Netflix has acquired worldwide rights to the Sundance Fest premiere of American Factory, Steven Bognar and Julia Reichert’s culture clash documentary, in a deal around $3 million.
The film begins in 2014, when a Chinese billionaire opened a Fuyao factory in a shuttered General Motors plant in Dayton, Ohio, which means jobs for thousands of local residents.
American Factory offers a look inside the facility, recording the events that happen when workers from profoundly different cultures collide.
Participant Media, which was behind RBG, last year’s Sundance breakout, financed America Factory.
The film world premiered at the Prospector Square Theatre on January 25.
Bognar and Julia Reichert’s film The Last Truck: Closing of a GM Plant was nominated for an Oscar Award.

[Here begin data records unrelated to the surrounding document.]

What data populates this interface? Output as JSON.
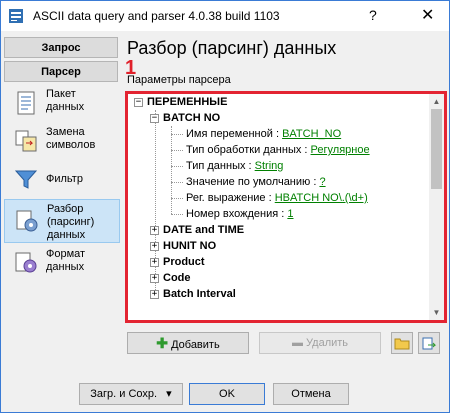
{
  "window": {
    "title": "ASCII data query and parser 4.0.38 build 1103",
    "help": "?",
    "close": "✕"
  },
  "sidebar": {
    "tab_query": "Запрос",
    "tab_parser": "Парсер",
    "items": [
      {
        "line1": "Пакет",
        "line2": "данных"
      },
      {
        "line1": "Замена",
        "line2": "символов"
      },
      {
        "line1": "Фильтр",
        "line2": ""
      },
      {
        "line1": "Разбор",
        "line2": "(парсинг)",
        "line3": "данных"
      },
      {
        "line1": "Формат",
        "line2": "данных"
      }
    ]
  },
  "main": {
    "heading": "Разбор (парсинг) данных",
    "params_label": "Параметры парсера",
    "marker": "1"
  },
  "tree": {
    "root": "ПЕРЕМЕННЫЕ",
    "batch_no": "BATCH NO",
    "props": [
      {
        "label": "Имя переменной : ",
        "value": "BATCH_NO"
      },
      {
        "label": "Тип обработки данных : ",
        "value": "Регулярное"
      },
      {
        "label": "Тип данных : ",
        "value": "String"
      },
      {
        "label": "Значение по умолчанию : ",
        "value": "?"
      },
      {
        "label": "Рег. выражение : ",
        "value": "HBATCH NO\\.(\\d+)"
      },
      {
        "label": "Номер вхождения : ",
        "value": "1"
      }
    ],
    "nodes": [
      "DATE and TIME",
      "HUNIT NO",
      "Product",
      "Code",
      "Batch Interval"
    ]
  },
  "buttons": {
    "add": "Добавить",
    "delete": "Удалить",
    "load_save": "Загр. и Сохр.",
    "ok": "OK",
    "cancel": "Отмена"
  },
  "colors": {
    "accent_red": "#e32432",
    "link_green": "#008000",
    "selection": "#cce4f7"
  }
}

Bognar and Reichert produced alongside Jeff Reichert and Julie Parker Benello. Jeff Skoll and Diane Weyermann exec-produced.
The American Factory deal marks the second of the festival for Netflix, which also scored the buzz-worthy Alexandria Ocasio-Cortez doc Knock Down the House.
Netflix is again collaborating with Participant, the company that backed the streamer’s Roma. That film is heading into the Academy Awards tied with The Favourite for the most nominations–ten.